Combien fondamentale est la différence entre la logique, les motifs inspirateurs des radicaux et les plus répandus, on peut le mesurer si l'on affronte le noeud de l'attitude par rapport aux "problèmes économiques". Différence de fond: alors que presque tous, du moins en paroles, mettent la dimension économique à la première place dans l'échelle des préoccupations et, passant en réalité d'échec en échec, discutent de propositions, de modèles et de plans, et se vantent d'être les interprètes des intérêts primordiaux des travailleurs, les radicaux démontrent en fait un très faible intérêt pour tout cela. Il faut le reconnaître: en dehors de moments ou d'épisodes singuliers, dans la pratique et dans la réflexion politique du PR, une contribution originale, ou même seulement une présence constante et effective, dans le champ économique, a manqué.

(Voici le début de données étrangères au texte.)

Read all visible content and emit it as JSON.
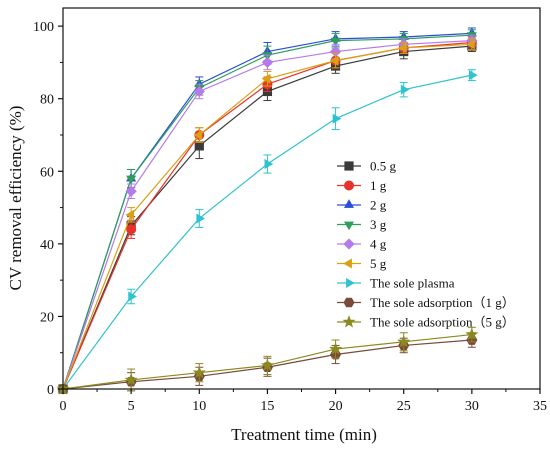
{
  "chart_data": {
    "type": "line",
    "title": "",
    "xlabel": "Treatment time (min)",
    "ylabel": "CV removal efficiency (%)",
    "xlim": [
      0,
      35
    ],
    "ylim": [
      0,
      105
    ],
    "x_ticks": [
      0,
      5,
      10,
      15,
      20,
      25,
      30,
      35
    ],
    "y_ticks": [
      0,
      20,
      40,
      60,
      80,
      100
    ],
    "grid": false,
    "legend_position": "center-right",
    "x": [
      0,
      5,
      10,
      15,
      20,
      25,
      30
    ],
    "series": [
      {
        "name": "0.5 g",
        "marker": "square",
        "color": "#3a3a3a",
        "values": [
          0,
          45.0,
          67.0,
          82.0,
          89.0,
          93.0,
          94.5
        ],
        "errors": [
          0,
          2.5,
          3.5,
          2.5,
          2.0,
          2.0,
          1.5
        ]
      },
      {
        "name": "1 g",
        "marker": "circle",
        "color": "#e8322c",
        "values": [
          0,
          44.0,
          70.0,
          84.0,
          90.5,
          94.0,
          95.5
        ],
        "errors": [
          0,
          2.5,
          2.0,
          2.0,
          2.0,
          1.5,
          1.5
        ]
      },
      {
        "name": "2 g",
        "marker": "triangle-up",
        "color": "#2a4ed8",
        "values": [
          0,
          58.0,
          84.0,
          93.0,
          96.5,
          97.0,
          98.0
        ],
        "errors": [
          0,
          2.5,
          2.0,
          2.5,
          2.0,
          1.5,
          1.5
        ]
      },
      {
        "name": "3 g",
        "marker": "triangle-down",
        "color": "#2e9e5a",
        "values": [
          0,
          58.0,
          83.0,
          92.0,
          96.0,
          96.5,
          97.5
        ],
        "errors": [
          0,
          2.5,
          2.0,
          2.5,
          2.0,
          1.5,
          1.5
        ]
      },
      {
        "name": "4 g",
        "marker": "diamond",
        "color": "#b57be8",
        "values": [
          0,
          54.5,
          82.0,
          90.0,
          93.0,
          95.0,
          96.0
        ],
        "errors": [
          0,
          2.0,
          2.0,
          2.0,
          2.0,
          1.5,
          1.5
        ]
      },
      {
        "name": "5 g",
        "marker": "triangle-left",
        "color": "#d9a214",
        "values": [
          0,
          48.0,
          70.0,
          85.5,
          90.5,
          94.0,
          95.0
        ],
        "errors": [
          0,
          2.0,
          2.0,
          2.0,
          2.0,
          1.5,
          1.5
        ]
      },
      {
        "name": "The sole plasma",
        "marker": "triangle-right",
        "color": "#2ec3cf",
        "values": [
          0,
          25.5,
          47.0,
          62.0,
          74.5,
          82.5,
          86.5
        ],
        "errors": [
          0,
          2.0,
          2.5,
          2.5,
          3.0,
          2.0,
          1.5
        ]
      },
      {
        "name": "The sole adsorption（1 g）",
        "marker": "hexagon",
        "color": "#7a4a3a",
        "values": [
          0,
          2.0,
          3.5,
          6.0,
          9.5,
          12.0,
          13.5
        ],
        "errors": [
          0,
          2.5,
          2.5,
          2.5,
          2.5,
          2.0,
          2.0
        ]
      },
      {
        "name": "The sole adsorption（5 g）",
        "marker": "star",
        "color": "#8a8a1e",
        "values": [
          0,
          2.5,
          4.5,
          6.5,
          11.0,
          13.0,
          15.0
        ],
        "errors": [
          0,
          3.0,
          2.5,
          2.5,
          2.5,
          2.5,
          2.0
        ]
      }
    ]
  }
}
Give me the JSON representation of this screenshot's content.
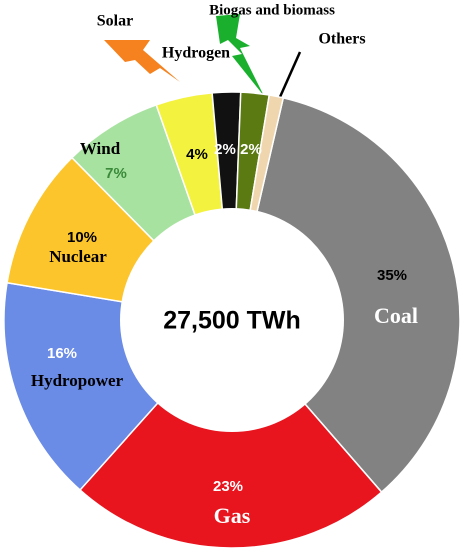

Comme chacun sait, cela a été pendant longtemps un motif presque davantage que de polémique, d'ironie et de hautaine, ou paternelle, commisération, à l'égard des radicaux: et dans plusieurs cas cela a provoqué des complexes d'infériorité chez certains d'entre eux. Le parti dans son ensemble n'a jamais proposé de débat approfondi sur ce sujet: la réponse qu'il a régulièrement donné à ses critiques a été que, en réalité, dans une situation comme la situation italienne, dans laquelle la crise économique est tellement provoquée par des raisons politiques, livrer bataille au niveau de l'organisation politique du pouvoir est la manière la plus efficace pour se heurter aux problèmes économiques. Réponse qui, si elle comporte indubitablement beaucoup de vrai, peut cependant difficilement satisfaire tout-à-fait. Même si à celle-ci s'ajoute la plus substantielle notation selon laquelle dans une société comme la société italienne contemporaine la lutte économique est politiquement peu productive d'affrontements qu
alifiants parce que les intérêts sont étroitement liés et, très souvent, corporativement; si bien qu'une force politique qui veut se tenir en dehors des pratiques de négociations, doit prêter attention plutôt à la manière dont se mêlent l'économie et la politique dans le pouvoir, et par conséquent dans les institutions, qu'aux mécanismes économiques purs et simples.
Il faut donc, à notre avis, chercher ailleurs pour entendre le motif le plus authentique de ce "désengagement" de la dimension économique; motif dont probablement les radicaux eux-mêmes - conditionnés par les idéologies dominantes - sont en général peu conscients, et qu'ils ne savent par conséquent valoriser suffisamment. Et il faut justement chercher dans l'échelle des valeurs de fond et primaires dont on a déjà parlé.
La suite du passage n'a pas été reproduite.